Justiça determina que PM mulher tenha mesma aposentadoria que colegas homens

A diferença entre os gêneros, mesmo estando nas mesma condições, chega a 4%

A PM fez o reforço da segurança do local durante toda a duração da sessão (Foto: Ednilson Aguiar/ Site O Livre)

Uma policial militar aposentada entrou com um recurso no Tribunal de Justiça de Mato Grosso para pedir que o salário dela fosse no mesmo valor do pago a um policial homem em igual situação. A diferença entre a aposentadoria de homens e mulheres na categoria  chega ser de mais de R$ 300 mensais.

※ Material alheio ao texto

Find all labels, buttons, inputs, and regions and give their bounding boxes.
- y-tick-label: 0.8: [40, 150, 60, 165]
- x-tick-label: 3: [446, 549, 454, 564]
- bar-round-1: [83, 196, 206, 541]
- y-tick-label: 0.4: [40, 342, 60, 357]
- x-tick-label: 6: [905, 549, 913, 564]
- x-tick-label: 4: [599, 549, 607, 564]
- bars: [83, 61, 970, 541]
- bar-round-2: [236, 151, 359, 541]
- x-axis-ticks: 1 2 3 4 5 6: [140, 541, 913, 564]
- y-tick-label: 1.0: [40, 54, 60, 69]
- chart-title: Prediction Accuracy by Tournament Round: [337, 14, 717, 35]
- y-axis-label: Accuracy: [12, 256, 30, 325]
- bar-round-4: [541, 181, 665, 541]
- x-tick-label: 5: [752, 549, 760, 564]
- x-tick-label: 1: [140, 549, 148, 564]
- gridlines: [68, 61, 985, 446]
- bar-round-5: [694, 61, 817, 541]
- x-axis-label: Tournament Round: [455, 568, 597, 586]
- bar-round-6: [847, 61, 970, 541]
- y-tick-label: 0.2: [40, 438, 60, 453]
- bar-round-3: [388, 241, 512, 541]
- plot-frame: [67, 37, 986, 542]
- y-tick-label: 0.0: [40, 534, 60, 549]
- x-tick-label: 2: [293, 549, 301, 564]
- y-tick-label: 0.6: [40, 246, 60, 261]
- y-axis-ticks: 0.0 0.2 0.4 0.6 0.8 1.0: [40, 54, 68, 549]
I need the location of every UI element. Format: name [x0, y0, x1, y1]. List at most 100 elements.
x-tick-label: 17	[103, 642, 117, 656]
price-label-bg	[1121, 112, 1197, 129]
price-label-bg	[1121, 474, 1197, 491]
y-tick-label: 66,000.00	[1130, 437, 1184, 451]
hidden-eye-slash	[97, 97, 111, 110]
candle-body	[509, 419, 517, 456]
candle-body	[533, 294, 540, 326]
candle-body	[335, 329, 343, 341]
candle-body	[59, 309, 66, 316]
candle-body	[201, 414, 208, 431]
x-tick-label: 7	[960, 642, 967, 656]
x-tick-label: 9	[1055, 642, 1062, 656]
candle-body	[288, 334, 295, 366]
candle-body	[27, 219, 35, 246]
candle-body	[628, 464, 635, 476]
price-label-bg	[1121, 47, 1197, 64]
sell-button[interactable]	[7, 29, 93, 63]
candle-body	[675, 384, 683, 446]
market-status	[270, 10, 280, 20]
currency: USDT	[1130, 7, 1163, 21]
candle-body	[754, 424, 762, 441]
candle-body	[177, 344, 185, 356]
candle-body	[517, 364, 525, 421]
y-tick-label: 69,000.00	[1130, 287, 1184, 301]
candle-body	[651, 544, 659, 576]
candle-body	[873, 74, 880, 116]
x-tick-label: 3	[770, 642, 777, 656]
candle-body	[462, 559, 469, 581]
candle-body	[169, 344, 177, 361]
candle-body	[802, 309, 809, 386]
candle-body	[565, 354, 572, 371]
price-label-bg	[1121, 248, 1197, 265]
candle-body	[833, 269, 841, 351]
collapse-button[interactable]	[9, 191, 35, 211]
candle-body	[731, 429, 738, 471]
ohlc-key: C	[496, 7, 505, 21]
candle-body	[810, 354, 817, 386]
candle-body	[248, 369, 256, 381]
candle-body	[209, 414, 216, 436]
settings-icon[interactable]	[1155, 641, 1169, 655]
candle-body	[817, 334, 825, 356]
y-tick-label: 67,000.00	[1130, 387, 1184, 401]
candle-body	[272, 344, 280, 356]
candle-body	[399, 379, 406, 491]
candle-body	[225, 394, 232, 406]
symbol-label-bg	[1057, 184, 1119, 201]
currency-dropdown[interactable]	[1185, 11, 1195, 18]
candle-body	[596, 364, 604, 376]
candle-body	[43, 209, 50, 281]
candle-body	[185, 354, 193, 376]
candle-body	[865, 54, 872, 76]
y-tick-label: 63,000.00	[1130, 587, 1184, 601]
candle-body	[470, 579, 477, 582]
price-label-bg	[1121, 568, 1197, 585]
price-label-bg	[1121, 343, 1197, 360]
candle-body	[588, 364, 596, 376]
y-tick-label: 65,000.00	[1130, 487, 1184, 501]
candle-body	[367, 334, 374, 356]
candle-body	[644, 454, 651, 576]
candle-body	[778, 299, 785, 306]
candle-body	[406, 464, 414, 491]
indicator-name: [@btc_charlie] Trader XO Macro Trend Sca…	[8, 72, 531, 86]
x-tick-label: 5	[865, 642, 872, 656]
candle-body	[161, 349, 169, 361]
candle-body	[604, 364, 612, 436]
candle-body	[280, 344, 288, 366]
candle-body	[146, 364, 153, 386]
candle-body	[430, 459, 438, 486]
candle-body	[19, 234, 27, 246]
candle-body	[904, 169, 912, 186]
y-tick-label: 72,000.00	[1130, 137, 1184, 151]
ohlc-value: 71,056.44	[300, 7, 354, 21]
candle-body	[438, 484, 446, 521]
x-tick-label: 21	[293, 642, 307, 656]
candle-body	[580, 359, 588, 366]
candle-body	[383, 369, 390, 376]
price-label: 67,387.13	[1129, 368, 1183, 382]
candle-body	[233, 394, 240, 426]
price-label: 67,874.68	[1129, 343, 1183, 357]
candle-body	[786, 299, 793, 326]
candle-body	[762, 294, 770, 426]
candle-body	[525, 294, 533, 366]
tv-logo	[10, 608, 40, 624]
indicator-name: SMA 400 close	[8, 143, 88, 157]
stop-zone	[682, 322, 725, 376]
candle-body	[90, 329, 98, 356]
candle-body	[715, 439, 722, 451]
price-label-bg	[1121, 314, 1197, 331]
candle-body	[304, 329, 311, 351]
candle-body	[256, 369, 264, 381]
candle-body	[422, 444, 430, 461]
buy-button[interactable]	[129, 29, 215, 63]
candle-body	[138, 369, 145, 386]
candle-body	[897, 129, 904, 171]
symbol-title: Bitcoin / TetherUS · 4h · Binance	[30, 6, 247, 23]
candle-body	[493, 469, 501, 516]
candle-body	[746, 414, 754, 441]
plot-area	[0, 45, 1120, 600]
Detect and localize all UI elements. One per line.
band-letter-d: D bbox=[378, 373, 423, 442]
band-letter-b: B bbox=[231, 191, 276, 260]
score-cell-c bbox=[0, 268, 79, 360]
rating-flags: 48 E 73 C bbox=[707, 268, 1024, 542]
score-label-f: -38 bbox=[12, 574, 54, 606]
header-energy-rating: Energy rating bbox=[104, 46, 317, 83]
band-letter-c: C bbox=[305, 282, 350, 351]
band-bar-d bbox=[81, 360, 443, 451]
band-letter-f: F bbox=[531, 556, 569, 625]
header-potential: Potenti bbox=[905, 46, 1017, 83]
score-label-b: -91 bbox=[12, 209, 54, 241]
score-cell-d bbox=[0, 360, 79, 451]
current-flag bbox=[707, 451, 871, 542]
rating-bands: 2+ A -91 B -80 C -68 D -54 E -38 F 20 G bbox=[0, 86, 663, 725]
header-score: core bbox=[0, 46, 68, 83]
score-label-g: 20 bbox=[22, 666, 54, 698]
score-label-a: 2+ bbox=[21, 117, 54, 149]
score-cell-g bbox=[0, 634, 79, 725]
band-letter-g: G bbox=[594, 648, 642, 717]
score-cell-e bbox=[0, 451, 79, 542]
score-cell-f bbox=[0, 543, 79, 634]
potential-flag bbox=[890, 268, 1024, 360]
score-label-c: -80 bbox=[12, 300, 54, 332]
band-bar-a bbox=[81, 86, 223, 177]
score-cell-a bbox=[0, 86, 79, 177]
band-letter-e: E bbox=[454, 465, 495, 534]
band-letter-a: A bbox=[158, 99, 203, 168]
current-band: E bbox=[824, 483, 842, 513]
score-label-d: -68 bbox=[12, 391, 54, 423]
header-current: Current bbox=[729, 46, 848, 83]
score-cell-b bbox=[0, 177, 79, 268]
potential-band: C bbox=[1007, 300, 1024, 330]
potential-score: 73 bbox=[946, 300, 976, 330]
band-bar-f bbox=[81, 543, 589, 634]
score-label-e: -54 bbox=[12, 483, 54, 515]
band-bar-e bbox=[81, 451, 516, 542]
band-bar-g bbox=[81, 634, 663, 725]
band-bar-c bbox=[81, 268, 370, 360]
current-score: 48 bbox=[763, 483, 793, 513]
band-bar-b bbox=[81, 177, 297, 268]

Como base no princípio constitucional da isonomia, os magistrados da Turma Recursal Única do Tribunal de Justiça de Mato Grosso concederam por unanimidade uma “equiparação” salarial de 4%.

O montante a menos que ela recebeu, no ato de aposentadoria no ano de 2016, chegava aos R$ 351. Por conta disso, os magistrados entenderam que, proporcionalmente, ela realmente estava desfavorecida em comparação aos seus colegas de farda.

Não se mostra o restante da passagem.